Most of us sit with Screener, Excel and ratios.
This post is an attempt to step back and look at the business as a living thing, not just a stock.

Why I started looking at All E Technologies

All E Technologies does not shout. No fancy AI buzzwords. No aggressive growth claims. No grand vision slides.
That itself made me pause.

Because in my limited experience, many businesses that blow up later usually look boring before they become interesting.

What this company actually does (in very simple words)

All E Technologies is not a product company and not a SaaS firm.
It is closer to a specialist mechanic for large companies’ software engines.

They help enterprises implement, upgrade, and run complex enterprise software systems.
Once such systems are implemented, clients don’t change vendors easily.

So this is a trust-based business, not a volume business.

Why growth looks slow (and why that may not be bad)

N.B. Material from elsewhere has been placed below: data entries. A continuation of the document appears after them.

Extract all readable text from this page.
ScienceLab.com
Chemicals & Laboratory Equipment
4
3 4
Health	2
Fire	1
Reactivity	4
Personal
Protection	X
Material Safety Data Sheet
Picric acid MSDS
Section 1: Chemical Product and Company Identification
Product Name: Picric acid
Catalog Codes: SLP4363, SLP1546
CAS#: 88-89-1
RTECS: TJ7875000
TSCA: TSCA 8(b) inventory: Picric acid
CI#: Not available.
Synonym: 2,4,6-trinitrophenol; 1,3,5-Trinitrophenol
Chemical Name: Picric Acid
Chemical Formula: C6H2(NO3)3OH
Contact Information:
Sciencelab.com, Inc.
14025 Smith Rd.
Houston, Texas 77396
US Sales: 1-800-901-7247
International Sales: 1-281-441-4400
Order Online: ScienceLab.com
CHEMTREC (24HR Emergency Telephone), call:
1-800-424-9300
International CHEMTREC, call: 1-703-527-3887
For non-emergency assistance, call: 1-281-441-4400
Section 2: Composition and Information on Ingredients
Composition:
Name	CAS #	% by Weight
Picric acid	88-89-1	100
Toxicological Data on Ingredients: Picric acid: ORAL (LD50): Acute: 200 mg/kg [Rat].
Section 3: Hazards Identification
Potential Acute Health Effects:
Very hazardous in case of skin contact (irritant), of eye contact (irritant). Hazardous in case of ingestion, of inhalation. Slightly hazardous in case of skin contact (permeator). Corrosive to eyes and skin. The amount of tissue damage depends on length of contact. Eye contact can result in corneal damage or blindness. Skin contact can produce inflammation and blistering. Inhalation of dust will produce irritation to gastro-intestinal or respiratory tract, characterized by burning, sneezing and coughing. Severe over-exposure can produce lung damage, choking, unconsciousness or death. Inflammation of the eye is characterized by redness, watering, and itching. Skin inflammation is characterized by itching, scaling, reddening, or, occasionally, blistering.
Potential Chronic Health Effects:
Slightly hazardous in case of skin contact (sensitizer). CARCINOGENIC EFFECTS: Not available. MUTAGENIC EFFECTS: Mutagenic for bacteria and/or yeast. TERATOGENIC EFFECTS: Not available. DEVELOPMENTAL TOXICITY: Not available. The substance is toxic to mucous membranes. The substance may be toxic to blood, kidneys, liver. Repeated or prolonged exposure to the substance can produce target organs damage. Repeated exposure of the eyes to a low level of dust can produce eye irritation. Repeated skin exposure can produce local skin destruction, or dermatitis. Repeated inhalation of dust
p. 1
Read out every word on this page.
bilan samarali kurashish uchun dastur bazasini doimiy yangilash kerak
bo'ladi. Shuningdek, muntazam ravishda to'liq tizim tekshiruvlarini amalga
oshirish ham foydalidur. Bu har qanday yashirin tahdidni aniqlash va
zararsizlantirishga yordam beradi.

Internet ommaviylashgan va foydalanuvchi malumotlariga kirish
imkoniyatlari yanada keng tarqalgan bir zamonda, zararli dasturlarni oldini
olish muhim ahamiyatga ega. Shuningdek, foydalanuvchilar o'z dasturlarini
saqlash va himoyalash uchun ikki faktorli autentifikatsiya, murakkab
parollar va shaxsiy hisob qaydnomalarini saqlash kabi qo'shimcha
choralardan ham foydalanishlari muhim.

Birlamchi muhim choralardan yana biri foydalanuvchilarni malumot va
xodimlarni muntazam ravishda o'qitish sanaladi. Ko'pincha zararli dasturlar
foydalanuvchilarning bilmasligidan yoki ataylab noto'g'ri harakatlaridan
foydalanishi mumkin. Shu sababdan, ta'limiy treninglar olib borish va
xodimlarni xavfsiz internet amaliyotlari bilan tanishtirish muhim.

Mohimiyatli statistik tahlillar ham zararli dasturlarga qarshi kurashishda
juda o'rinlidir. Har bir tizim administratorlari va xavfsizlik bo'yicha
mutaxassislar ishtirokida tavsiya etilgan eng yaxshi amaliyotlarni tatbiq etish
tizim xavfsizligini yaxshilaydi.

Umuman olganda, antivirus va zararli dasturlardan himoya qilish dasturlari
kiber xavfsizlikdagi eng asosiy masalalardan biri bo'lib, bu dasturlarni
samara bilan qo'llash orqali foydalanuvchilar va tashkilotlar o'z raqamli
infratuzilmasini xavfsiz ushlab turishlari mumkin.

In enterprise consulting, you cannot grow faster than your people and delivery capability.
Many serious firms intentionally grow slowly to protect quality and relationships.

Why I find the current phase interesting

– SME listed but already reporting quarterly
– Improving disclosures
– No aggressive guidance
– No dilution
– Focus on execution, not hype

How a company like this can create wealth (if it does)

Not through sudden growth or rerating, but through slow compounding of trust, operating leverage, and better visibility over time.

Red flags that can break the story

  1. Key people leaving
  2. Client concentration
  3. Pricing pressure from large IT firms
  4. Inability to scale leadership
  5. SME governance and liquidity risk

Disclosure & disclaimer

I am invested in All E Technologies.
This is not a buy/sell recommendation. I may be wrong.

Request

I would appreciate counter-views, red flags, and bear cases from experienced members.